CSI: Crime Scene Investigation is going off the air Sunday with a two-hour episode sure to be spattered with blood and bathed in eerie blue light. Fan reaction has followed a familiar pattern:
Uh…yeah. No. I don’t think so. CSI was repeatedly designated the most watched TV show in the world. In 2012, it had 63 million viewers. You must be thinking of one of the spin-offs. CSI: Poughkeepsie, maybe? No way in hell they’d cancel the original.
Those bastards! Great, let the murderers, the psychos, the thrill-killers win. May Vegas and all of Clark County be bathed in blood, with no one left to analyze the spatter or tweeze out the slugs.
Take Danson. He’s yours. Just let us keep Lady Heather, the fetish club owner turned sex therapist. In fact, let her run the team—she’ll whip them into shape.
No matter how many killers you put away with forensic science, deductive reasoning, designer eyewear, and high-powered mini flashlights, the corpses keep turning up, day after day.
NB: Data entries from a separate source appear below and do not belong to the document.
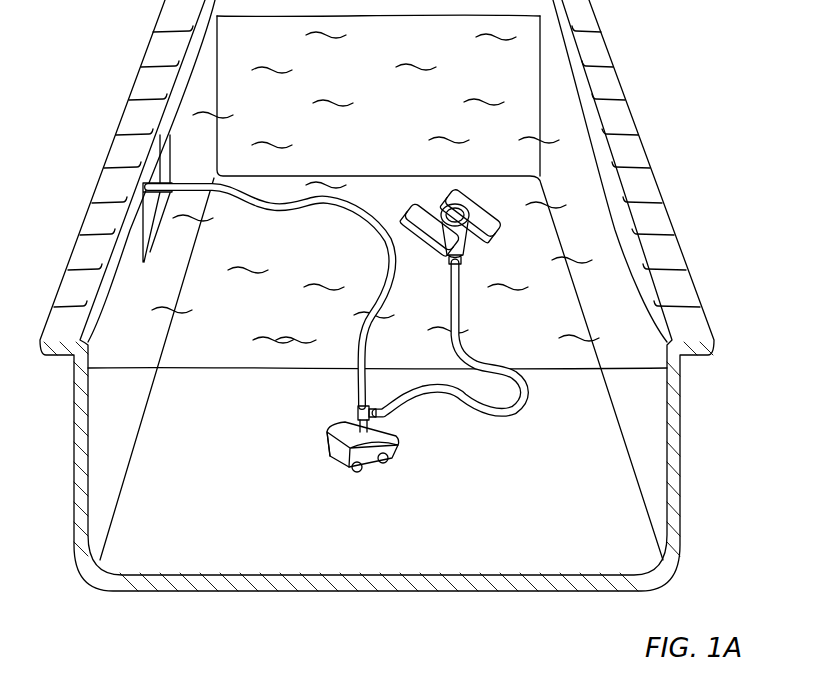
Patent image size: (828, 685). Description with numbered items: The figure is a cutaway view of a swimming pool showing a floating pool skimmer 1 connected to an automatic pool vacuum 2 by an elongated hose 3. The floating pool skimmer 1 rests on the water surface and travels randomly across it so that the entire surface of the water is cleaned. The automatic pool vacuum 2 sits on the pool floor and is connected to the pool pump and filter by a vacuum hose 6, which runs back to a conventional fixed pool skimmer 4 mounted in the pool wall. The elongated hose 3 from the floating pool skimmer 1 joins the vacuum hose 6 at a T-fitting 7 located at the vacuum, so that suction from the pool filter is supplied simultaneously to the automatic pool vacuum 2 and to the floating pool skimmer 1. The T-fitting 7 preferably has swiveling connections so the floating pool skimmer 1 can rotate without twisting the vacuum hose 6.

The floating pool skimmer 1 is at (413, 198).
The automatic pool vacuum 2 is at (335, 458).
The elongated hose 3 is at (493, 423).
The fixed pool skimmer 4 is at (166, 184).
The vacuum hose 6 is at (262, 224).
The T-fitting 7 is at (357, 412).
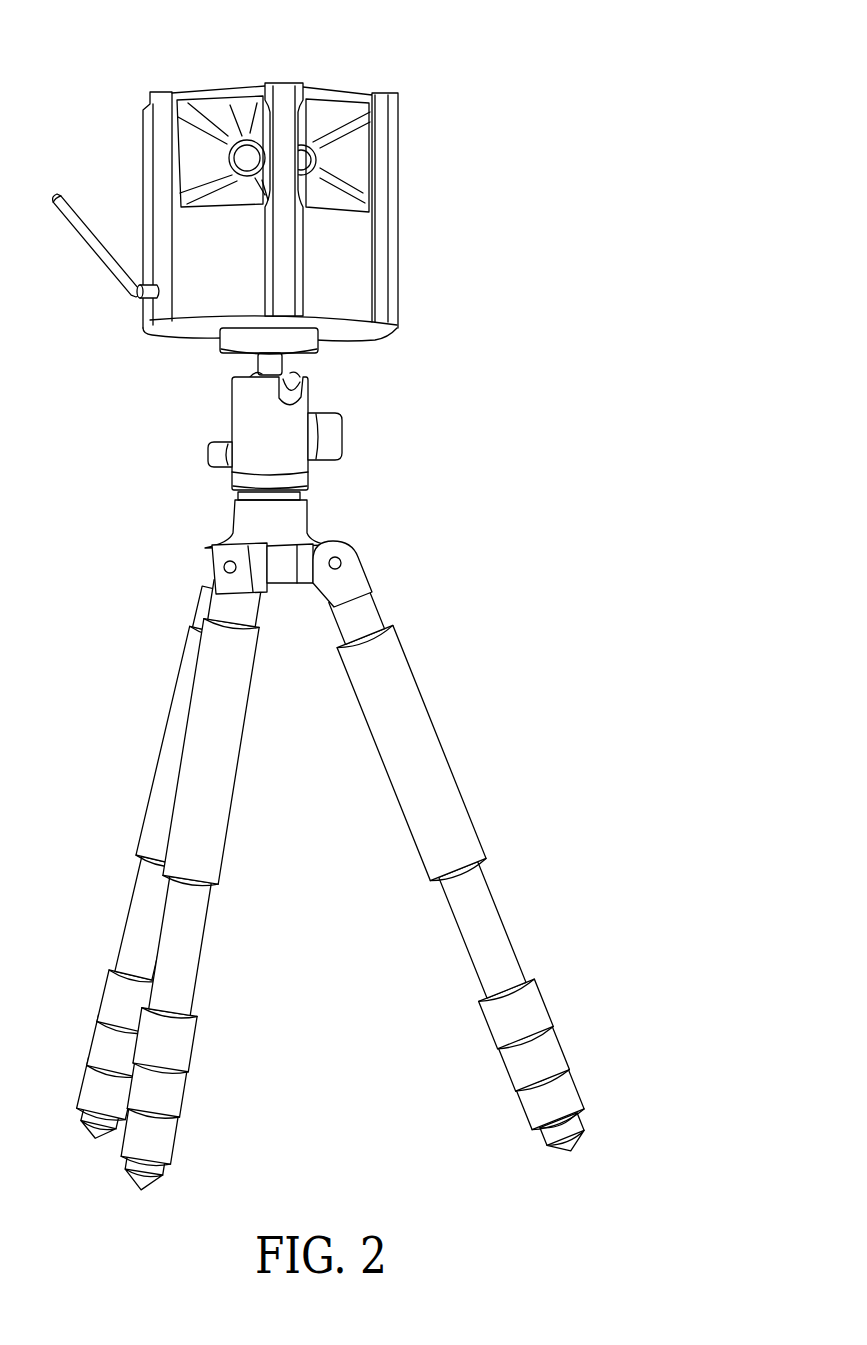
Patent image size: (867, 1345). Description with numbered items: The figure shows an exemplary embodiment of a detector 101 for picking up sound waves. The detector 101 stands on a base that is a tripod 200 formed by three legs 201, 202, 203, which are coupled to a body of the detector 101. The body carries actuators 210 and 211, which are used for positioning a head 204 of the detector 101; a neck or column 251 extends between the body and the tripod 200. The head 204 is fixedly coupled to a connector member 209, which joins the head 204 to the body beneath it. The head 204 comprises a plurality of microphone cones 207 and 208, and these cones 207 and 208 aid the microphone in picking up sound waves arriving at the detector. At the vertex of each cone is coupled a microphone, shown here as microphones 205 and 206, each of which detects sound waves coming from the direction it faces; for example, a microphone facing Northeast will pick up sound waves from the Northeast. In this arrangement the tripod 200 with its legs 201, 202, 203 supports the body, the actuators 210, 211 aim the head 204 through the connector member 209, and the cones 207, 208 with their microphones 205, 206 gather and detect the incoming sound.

Evil is implacable. The tide of blood is ever rising. Vegas is a charnel house. Fuck everything.
Eh, you know what? Forensic science is rarely as solid as it is on TV, but juries primed by CSI,Dexter,Bones,NCIS,Forensic Files, etc. are now utterly convinced of its efficacy. Real crime-scene investigators are overworked, ill-trained, and often sloppy. Hundreds of innocent people have been wrongly convicted due to shoddy analysis. Also, the show went downhill after Grissom left. Bag it and tag it.